The relentless heat was given a short reprieve yesterday with a couple of welcome showers during the day that saw couples with toddlers and folks with dogs in equal numbers out in the shade of lovely local parks like the September 4, which sits felicitously behind the Cineteca complex just down from our apartment and the other main cinemas. It was here yesterday that we saw the 90 odd minute mega reel of outtakes for Vigo’s sublime L’Atalante curated and narrated in French by Bernard Eisenschitz. The material is compelling and life affirming to those of us who regard the movie as something so unique in the history of cinema. Most of the outtake footage is without sound, but dame fortune left the audio intact for four single complete takes, each shot from a different angle and POV without any cutting of the young street peddler with his enchanting junk wares who sings Maurice Jaubert’s crazy Little “Peddler’s Complaint”. It’s seeing material like this with a near packed house that makes the whole Bologna enterprise worthwhile, notwithstanding the cruel late June heat, which one is tempted to call Le chaleur qui ne Passe jamais, with deference to Nounes, L’Atalante’s producer.
Ernst Lubitsch |
Several other movies of moment. A real doozey of a new 4k DCP of Hawk’s Scarface from Universal.
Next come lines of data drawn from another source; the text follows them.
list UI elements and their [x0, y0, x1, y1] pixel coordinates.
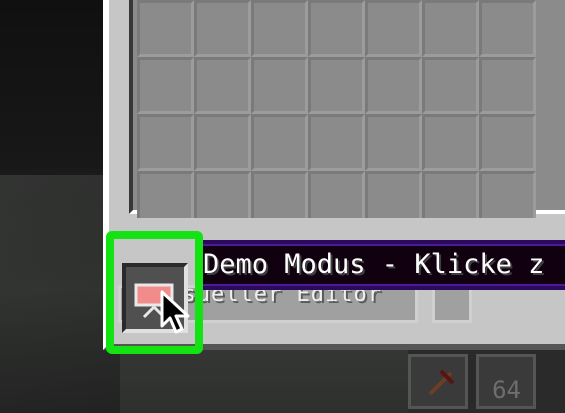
inventory-grid [129, 0, 565, 228]
inventory-slot[interactable] [422, 57, 479, 114]
inventory-slot[interactable] [479, 114, 536, 171]
game-world-floor [0, 175, 120, 413]
inventory-slot[interactable] [137, 57, 194, 114]
inventory-slot[interactable] [479, 0, 536, 57]
inventory-slot[interactable] [422, 114, 479, 171]
inventory-slot[interactable] [365, 0, 422, 57]
inventory-slot[interactable] [194, 0, 251, 57]
inventory-slot[interactable] [137, 114, 194, 171]
inventory-slot[interactable] [422, 0, 479, 57]
inventory-slot[interactable] [365, 114, 422, 171]
pickaxe-icon [428, 369, 455, 396]
tooltip: Demo Modus - Klicke z [195, 240, 565, 290]
inventory-slot[interactable] [308, 57, 365, 114]
inventory-slot[interactable] [251, 0, 308, 57]
inventory-slot[interactable] [308, 114, 365, 171]
inventory-slot[interactable] [479, 57, 536, 114]
inventory-slot[interactable] [308, 0, 365, 57]
hotbar: 64 [408, 350, 565, 413]
inventory-slot[interactable] [365, 57, 422, 114]
side-button[interactable] [432, 285, 472, 323]
inventory-slot[interactable] [251, 114, 308, 171]
hotbar-item-count: 64 [492, 376, 521, 404]
highlight-frame [106, 231, 203, 354]
tooltip-text: Demo Modus - Klicke z [203, 249, 545, 280]
inventory-slot[interactable] [194, 57, 251, 114]
inventory-slot[interactable] [251, 57, 308, 114]
hotbar-slot-1[interactable] [408, 354, 468, 409]
hotbar-slot-2[interactable]: 64 [476, 354, 536, 409]
inventory-slot[interactable] [194, 114, 251, 171]
inventory-slot[interactable] [137, 0, 194, 57]
slot-grid [137, 0, 565, 228]
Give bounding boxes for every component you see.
And the chronological first of several Mexican 30s pictures from a cycle of pre Independence era subjects, from Fernando de Fuentes, El Compadre Mendoza from 1932. Here’s a fully realized work of both narrative certainty and highly sophisticated mise en scene with intricatlely framed and lit two shots which take the weight of unspoken narrative transitions with purely visual cadencing. Fuentes is a major find for me.